Tower Forge improvements
acknowledged
Drew DiPalma
acknowledged
Rob Newman
Merged in a post:
Forge multiqueue: Configure queues and resources upon creation
B
Brass Wildcat
Forge serves as a valuable tool for streamlining user workflows by automating the creation of necessary resources like compute environments, queues, and shared file system resources.
However, the current implementation may not always meet the diverse needs of multiple customers, especially for complex, high-volume systems.
One limitation is the inability to have dedicated GPU or CPU queues within the same Compute Environment (CE), potentially leading to resource misuse. Additionally, the current implementation restricts users to a single unit of an external file system (e.g., FSx), hindering performance optimization scenarios where multiple drives are needed for resource sharing and work directory organization.
There is also an opportunity to enhance the transparency and configurability of the existing Forge mechanism, empowering users through a more intuitive UI that leverages existing capabilities.
The intended outcome of these proposed improvements is for users to gain the ability to create and define multiple queues for a single CE, including GPU, ARM, CPU, and spot/on-demand queues, each with precise activation requirements (e.g. "dragen" label in the nextflow pipeline). This enhances CE performances, optimizes the resource usage, and simplifies the experience for administrators and users alike.
Rob Newman
Merged in a post:
Additional control over EC2 types and/or compute environments for AWS Batch submissions
S
Short Chicken
The pipelines we run have a lot of variability in their resource requirements across different processes. This hasn't been an issue since we've been using AWS Batch with optimal EC2 assignment and EBS-autoscale / S3 work directories. However, as we migrate over to Fusion 2.0, it would be great if we could have more granular control over the EC2s being utilized by the pipeline.
Some of our processes can generate up to a TB of output, and it will be important to run those on an EC2 type that has sufficient NVMe storage and network throughput to handle those tasks effectively. We would also prefer to avoid using those expensive EC2s for smaller processes that could be handled on, for example, an
m5ad.large
vs. an m5ad.12xlarge
for the more intense tasks. Ideally, this would be something we could configure in our Nextflow scripts using one of the following approaches:
1. A configuration option that can assigning processes with certain tags to a particular family of EC2s
- A Compute Environment option that defines particular families of EC2s for defined processes or resource requirement ranges
- Using multiple Compute Environments optimized for different process requirements and specifying the environment in our configuration on to specific processes.
1 or 2 would be ideal, but I know there are a lot of technical hurdles to navigate with AWS.
Rob Newman
Merged in a post:
Batch forge with GPU option
S
Shamrock green Gopher
We’ve setup a Compute Environment (CE) that all works fine for our non-CPU processes. When cloning that environment, toggling the GPU setting in Seqera Platform and setting the AMI to an AWS recommended GPU Linux image and then running a workflow requiring GPUs, we don’t see any GPU instances being created although there are tasks in AWS Batch requiring a GPU. Tasks not requiring a GPU are still running fine.

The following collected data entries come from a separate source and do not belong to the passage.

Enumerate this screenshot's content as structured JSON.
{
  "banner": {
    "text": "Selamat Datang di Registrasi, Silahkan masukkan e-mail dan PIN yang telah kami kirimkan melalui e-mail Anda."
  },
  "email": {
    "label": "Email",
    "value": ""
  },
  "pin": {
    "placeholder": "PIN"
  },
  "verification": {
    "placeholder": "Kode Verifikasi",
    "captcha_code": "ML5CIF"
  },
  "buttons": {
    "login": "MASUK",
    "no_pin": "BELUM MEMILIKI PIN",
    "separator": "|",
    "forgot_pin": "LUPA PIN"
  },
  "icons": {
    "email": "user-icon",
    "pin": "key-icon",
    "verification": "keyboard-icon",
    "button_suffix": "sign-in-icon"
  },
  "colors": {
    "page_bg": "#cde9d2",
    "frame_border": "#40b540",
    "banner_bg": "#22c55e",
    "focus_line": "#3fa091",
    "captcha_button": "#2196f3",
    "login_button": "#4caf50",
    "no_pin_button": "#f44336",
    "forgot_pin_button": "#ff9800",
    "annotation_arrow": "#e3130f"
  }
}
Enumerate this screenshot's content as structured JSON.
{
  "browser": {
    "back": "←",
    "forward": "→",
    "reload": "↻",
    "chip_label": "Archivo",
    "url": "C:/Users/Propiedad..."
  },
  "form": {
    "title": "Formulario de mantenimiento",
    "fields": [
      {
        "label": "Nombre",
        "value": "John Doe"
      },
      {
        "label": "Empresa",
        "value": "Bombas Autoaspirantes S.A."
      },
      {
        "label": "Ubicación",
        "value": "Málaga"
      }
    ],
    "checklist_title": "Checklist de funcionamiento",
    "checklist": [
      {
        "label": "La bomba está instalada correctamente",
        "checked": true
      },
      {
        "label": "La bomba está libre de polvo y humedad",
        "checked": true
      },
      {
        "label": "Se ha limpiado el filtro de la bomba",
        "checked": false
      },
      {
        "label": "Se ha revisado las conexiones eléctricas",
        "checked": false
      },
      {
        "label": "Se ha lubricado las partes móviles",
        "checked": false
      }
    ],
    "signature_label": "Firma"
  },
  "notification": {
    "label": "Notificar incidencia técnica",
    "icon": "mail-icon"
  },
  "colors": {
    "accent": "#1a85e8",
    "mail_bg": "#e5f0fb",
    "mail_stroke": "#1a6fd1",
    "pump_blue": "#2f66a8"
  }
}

The AWS Batch page contains the following somewhat ambiguous help:
> "All instance types in a compute environment that run GPU jobs must be from the
p2
, p3
, p4
, g3
, g3s
, g4
, or g5
instance families. If this isn't done a GPU job might get stuck in the RUNNABLE
status."which read one way suggests all instances in a queue must be GPU instances for any GPU job to run. Therefore we limited the compute environment setup in Seqera Platform to
p3
instances. This results in nothing running at all.We are trying to run in the
eu-west-1b
AZ where there is availability of p3
instances.We worked around this in several ways:
- We delegated choosing an AMI to Batch - it seems to choose a sensible one.
- Create a second AWS Batch queue for GPU jobs and use process selector to push GPU jobs to the second queue.
Elsewhere it's considered good practice to have separate GPU and CPU queues. Can we ask that Seqera Platform make two queues when GPU instances are required (similar to the setup with Dragen).
This could work like so:
- Toggling "Enable GPU" in the CE configuration to Trueshould create an additional AWS Batch queue and CE (similar to how the Dragen toggle presumably works), it will be necessary to ask the user which GPU instance types they wish this queue to have (as "optimal" does not include GPU instance types, and there are varied options)
- Jobs with an accelerator directive should have their process.queueoverriden to the created GPU Batch queue (unless it is not set to the default queue) to forward them to the GPU-only Batch queue you have created.
It's unclear why a mixed queue is not working properly in our case (as evidence suggests that CPU and GPU jobs should all be able to run on a GPU instance type if the AMI has been set appropriately). However, it is unreasonable to expect users to submit CPU-heavy work to more expensive GPU nodes with a longer wait time. Distinct queues for accelerated GPU and CPU jobs is a necessity and Seqera Platform should support users with GPU elements in their workflows.